Fannie and Freddie: Bad Tenants
Want to improve the housing market? Evict Fannie Mae and Freddie Mac. Sounds harsh, but without such a serious, drastic step, the market won’t get better anytime soon.
The value of household real estate is down an eye-popping $6.6 trillion (that’s 12 zeros, folks) since it peaked in 2007. And the “government sponsored enterprises” (GSEs) known as Fannie and Freddie played a big part in inflating the housing bubble.
They carelessly issued mortgage-backed securities with a government guarantee, and then bought more of them as “investments,” thus stoking the fire on an overheated market.
Before the housing collapse, Fannie and Freddie controlled much of the nation’s residential mortgage market. Since then, both companies have gone belly up. Only massive infusions of federal funds keep them alive.
Wait, you may ask, didn’t Congress pass a big financial-reform bill last year? Yes, one that began life as a proposal President Obama called a “sweeping overhaul.” But although it ran as long as 1,300 pages, the Dodd-Frank bill overlooked Fannie and Freddie entirely.
That doesn’t mean lawmakers were unaware of the Fannie-Freddie problem. “This is a big, massive bill as it is,” Sen. Mark Warner, D-Va., said at the time. “We’ll come back next year and take on Fannie and Freddie in a more thoughtful way.”
Well, it’s next year. And there are several legislative proposals out there to deal with Fannie and Freddie. Unfortunately, few are thoughtful.
Take the idea of creating dozens of new GSEs, as one bill would do. That would only make matters worse. We’d be setting ourselves up for future bailouts, on top of the ones Fannie and Freddie have already received. We’d be practically guaranteeing the loss of hundreds of billions of dollars in taxpayer money.
The outlook isn’t all dim. Both Rep. Jeb Hensarling (R-Texas) and Rep. Scott Garrett (R-N.J.) are working hard to eliminate them, but they need more help. The two GSEs are now in “conservatorship,” with the government acting as their monetary caretaker.
What needs to be done, according to financial expert David John, is to move them to formal bankruptcy. Their perpetual charters should be revoked, and replaced with three-year charters that Congress can renew if need be. Their portfolios of mortgage investments can be turned over to a new temporary subsidiary of the Federal Housing Finance Agency for gradual liquidation.
Over time, then, all low-income housing goals and subsidies should be moved to the Department of Housing and Urban Development. Congress can evaluate each individually and decide what to keep and what to reject.
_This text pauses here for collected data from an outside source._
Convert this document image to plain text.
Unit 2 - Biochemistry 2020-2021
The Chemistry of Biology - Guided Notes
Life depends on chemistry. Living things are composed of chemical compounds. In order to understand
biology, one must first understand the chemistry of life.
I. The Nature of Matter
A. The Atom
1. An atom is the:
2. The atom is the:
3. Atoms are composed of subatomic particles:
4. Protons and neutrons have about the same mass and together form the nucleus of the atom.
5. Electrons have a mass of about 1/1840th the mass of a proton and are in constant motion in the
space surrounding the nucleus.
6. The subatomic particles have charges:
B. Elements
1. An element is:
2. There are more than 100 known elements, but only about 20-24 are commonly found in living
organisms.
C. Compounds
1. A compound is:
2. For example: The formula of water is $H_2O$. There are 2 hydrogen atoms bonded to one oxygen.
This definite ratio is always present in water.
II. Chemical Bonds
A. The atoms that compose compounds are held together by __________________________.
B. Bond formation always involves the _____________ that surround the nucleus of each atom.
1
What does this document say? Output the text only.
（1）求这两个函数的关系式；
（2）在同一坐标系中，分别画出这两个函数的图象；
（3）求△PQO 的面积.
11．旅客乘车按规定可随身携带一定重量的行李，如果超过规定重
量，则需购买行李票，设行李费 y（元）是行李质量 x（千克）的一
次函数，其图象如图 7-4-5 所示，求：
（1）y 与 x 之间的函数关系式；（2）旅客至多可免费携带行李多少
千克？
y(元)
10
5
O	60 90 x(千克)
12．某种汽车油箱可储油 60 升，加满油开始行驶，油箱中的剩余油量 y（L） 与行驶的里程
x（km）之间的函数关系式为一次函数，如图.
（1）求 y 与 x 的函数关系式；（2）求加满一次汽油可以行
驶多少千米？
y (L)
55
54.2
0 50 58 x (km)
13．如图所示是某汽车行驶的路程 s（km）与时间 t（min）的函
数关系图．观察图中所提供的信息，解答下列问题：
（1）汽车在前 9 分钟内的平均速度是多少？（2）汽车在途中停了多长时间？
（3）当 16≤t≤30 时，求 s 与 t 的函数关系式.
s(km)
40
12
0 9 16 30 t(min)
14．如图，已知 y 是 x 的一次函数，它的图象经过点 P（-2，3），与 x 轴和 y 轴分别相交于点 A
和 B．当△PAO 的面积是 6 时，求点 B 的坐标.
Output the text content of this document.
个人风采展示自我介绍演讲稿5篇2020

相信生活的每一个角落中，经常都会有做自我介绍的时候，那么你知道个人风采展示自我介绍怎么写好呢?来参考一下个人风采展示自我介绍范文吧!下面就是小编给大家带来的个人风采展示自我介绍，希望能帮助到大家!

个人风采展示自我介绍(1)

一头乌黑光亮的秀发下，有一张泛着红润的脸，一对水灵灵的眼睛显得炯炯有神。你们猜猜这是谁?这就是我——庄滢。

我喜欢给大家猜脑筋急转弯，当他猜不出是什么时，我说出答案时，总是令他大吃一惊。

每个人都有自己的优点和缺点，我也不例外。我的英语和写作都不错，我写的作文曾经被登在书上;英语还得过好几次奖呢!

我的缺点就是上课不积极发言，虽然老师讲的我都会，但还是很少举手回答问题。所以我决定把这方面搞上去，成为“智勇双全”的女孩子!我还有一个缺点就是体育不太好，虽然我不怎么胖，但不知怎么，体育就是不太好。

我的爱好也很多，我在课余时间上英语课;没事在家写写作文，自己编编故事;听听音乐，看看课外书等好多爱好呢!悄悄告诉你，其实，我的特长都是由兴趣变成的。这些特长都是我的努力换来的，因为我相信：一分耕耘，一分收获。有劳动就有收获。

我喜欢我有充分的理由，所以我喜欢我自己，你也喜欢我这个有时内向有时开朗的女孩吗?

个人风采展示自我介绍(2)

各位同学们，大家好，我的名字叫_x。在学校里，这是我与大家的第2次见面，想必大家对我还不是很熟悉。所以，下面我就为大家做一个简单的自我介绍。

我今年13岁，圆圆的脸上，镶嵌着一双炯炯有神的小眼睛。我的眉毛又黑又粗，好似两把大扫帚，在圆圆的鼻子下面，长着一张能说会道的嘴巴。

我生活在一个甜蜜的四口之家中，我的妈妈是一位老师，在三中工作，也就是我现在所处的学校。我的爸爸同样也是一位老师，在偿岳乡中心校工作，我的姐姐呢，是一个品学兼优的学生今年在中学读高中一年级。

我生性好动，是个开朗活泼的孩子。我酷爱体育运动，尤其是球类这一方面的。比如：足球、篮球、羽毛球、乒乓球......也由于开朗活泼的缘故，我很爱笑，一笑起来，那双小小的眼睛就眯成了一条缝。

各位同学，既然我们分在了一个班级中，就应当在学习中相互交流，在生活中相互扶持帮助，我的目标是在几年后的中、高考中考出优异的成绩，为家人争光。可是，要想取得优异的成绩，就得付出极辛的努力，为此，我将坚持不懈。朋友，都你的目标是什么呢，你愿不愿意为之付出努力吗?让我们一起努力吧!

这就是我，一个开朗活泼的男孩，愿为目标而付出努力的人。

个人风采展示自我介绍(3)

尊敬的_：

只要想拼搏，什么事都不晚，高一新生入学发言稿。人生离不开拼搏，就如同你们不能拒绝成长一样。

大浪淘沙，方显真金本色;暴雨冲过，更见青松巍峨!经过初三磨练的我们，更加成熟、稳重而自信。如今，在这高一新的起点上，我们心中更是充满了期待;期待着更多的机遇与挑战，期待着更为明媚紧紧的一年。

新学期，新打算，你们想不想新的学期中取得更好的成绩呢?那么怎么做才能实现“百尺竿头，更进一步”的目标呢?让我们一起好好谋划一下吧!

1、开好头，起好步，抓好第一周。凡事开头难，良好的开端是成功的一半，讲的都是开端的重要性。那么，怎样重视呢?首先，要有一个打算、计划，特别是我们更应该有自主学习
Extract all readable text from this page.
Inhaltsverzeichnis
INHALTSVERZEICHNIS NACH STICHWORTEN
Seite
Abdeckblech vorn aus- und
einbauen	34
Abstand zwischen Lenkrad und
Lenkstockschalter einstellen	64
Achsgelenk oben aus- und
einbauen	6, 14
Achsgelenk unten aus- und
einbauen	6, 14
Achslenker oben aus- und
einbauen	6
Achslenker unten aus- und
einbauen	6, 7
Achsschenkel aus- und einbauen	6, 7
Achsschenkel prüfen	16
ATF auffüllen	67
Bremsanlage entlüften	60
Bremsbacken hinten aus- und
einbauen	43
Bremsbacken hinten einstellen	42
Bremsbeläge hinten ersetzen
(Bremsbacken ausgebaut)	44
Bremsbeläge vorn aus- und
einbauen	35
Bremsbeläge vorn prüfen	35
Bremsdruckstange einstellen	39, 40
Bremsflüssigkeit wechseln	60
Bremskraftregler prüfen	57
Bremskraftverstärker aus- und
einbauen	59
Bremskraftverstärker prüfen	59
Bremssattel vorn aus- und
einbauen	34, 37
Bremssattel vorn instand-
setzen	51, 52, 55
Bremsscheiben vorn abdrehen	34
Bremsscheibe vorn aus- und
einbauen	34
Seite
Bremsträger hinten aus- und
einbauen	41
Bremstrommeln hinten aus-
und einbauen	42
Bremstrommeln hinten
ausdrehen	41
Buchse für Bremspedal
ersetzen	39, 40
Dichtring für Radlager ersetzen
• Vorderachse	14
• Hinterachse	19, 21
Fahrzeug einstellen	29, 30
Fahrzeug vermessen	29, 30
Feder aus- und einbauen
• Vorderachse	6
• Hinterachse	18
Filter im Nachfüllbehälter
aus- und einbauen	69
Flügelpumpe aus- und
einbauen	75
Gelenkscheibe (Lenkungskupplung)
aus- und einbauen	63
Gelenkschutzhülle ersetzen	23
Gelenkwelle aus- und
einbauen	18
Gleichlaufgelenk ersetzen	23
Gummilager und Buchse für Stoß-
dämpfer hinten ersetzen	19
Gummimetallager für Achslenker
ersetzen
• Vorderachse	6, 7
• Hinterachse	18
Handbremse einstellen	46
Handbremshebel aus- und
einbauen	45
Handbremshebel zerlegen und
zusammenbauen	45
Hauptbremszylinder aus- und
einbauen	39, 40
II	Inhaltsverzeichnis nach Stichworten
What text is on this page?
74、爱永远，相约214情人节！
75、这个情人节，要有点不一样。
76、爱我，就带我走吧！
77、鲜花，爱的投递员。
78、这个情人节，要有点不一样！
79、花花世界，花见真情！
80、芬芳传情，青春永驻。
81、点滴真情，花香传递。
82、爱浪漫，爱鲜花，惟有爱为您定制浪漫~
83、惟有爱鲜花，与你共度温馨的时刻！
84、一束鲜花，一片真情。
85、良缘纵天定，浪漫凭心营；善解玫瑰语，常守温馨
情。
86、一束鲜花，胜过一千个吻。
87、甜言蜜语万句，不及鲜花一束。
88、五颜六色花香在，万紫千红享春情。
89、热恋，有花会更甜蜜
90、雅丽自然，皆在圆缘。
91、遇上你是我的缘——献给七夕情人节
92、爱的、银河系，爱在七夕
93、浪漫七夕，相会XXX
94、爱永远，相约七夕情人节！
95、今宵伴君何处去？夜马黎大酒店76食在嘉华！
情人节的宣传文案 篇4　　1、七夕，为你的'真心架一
Meanwhile, the remaining parts of Fannie and Freddie can be sold to private entities.
Let me be clear: Fannie and Freddie should not be abolished overnight. To ensure no further disruption to a still-weak housing market, it should be achieved gradually. But it must be done, not dragged out indefinitely.
It may be hard to imagine a housing market without Fannie Mae and Freddie Mac. But they haven’t been around forever. Fannie Mae, the older of the two, dates back to the Great Depression. It was chartered in 1938 to buy mortgages from banks, so that those banks could underwrite even more housing loans. (Freddie Mac came along much later.)
The idea, of course, was to encourage more housing loans. Over time, though, this mortgage-purchase program grew and grew, until it became a secondary market for mortgages. Fannie and Freddie finally got to the point where they were controlling much of the market. And because they were operating with at least an implicit government guarantee, they had the ability to borrow at artificially low rates.
When the housing bubble burst, Fannie and Freddie were guaranteeing repayment on millions of dollars’ worth of mortgages, so they were on the hook for huge losses. And to keep the whole mortgage market from collapse, Uncle Sam has to come in, but we need to turn housing over to the private sector, and there is only one way to do that.
Fannie and Freddie have got to go. They’re eating us out of house and home.